Je me souviens d’une conversation avec une amie bourgeoise, il y a quelques années. Âgée de presque 30 ans, elle ne connaissait pas Les Bronzés, jusqu’à ce que, quelques jours ou semaines plus tôt, elle eut vu la comédie. À aucun moment, me dit-elle, elle n’a ri. Sans doute cet humour, trop populaire, cet univers plus familier au prolétariat qu’aux bourgeois, lui était-il à ce point étranger qu’il lui a paru dégoûtant ou « vulgaire », selon ses mots. Ses mots étaient socialement situés : elle parlait depuis quelque part, depuis l’aplomb de la classe bourgeoise qui affirme, qui n’a pas de complexe, qui sait ce qui est beau, ce qui est juste, la classe sur-représentée à l’Assemblée nationale et dans les médias, celle qui dicte la marche du bon goût, de l’étiquette et des valeurs : la classe moyenne supérieure, éduquée, urbaine, mondialisée, libérale. Celle qui ne souffre pas des aléas administratifs et des lois iniques. Celle des bien-au-chaud, dans leurs convictions, dans leur liberté de mouvement et d’entreprise. Celle qui se gausse des « beaufs » que dépeignent Les Bronzés ou Camping en croyant y voir la vérité des classes populaires en vacances, quand celles-ci n’y voient que la caricature joyeusement paillarde d’un monde familier.

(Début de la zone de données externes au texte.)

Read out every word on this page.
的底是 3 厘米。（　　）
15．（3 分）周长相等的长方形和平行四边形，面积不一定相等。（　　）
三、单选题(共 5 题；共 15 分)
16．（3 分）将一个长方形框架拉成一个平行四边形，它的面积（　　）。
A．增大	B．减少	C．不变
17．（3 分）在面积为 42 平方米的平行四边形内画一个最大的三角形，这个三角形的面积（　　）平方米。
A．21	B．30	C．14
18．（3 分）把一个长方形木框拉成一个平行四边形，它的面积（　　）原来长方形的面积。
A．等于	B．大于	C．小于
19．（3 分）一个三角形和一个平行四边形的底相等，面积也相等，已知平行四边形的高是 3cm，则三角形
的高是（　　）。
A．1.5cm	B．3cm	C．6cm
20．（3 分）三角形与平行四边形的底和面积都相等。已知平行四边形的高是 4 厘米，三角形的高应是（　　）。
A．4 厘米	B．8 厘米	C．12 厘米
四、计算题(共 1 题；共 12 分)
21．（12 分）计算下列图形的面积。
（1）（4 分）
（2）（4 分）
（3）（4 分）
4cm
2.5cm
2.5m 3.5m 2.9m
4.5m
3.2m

Pour moi, ce n’était pas une révélation que l’opinion hautaine et sûre de mon amie. Mais, en miroir, ceci me renvoyait à l’entre-deux identitaire qui me constitue : à la fois familier de l’humour populaire et du monde du camping, riche de nombreux souvenirs ensoleillés des étés de mon enfance, mais à la fois passionné de littérature et d’art et plus diplômé que la majorité de ceux avec qui je suis allé à l’école, enfant. Ni bourgeois par les valeurs et moins encore par les ressources, ni prolétaire par le quotidien ou les goûts. Mais je n’ai jamais pu trahir ni moquer, ni devenir étranger à la classe populaire, le prolétariat dont je suis issu.
Pourquoi ces propos ? Parce que si, sur VDN, j’ai souvent moqué et dénoncé les « voyageurs de l’authentique », ceux qui pensent n’être pas des « touristes beaufs », c’est aussi que je trouve plus de valeur au populo des campings de mon enfance qu’aux arrogants et égoïstes petits bourgeois « de gauche » qui « font le Vietnam » et « font la Bolivie » et se croient plus ouverts sur le monde.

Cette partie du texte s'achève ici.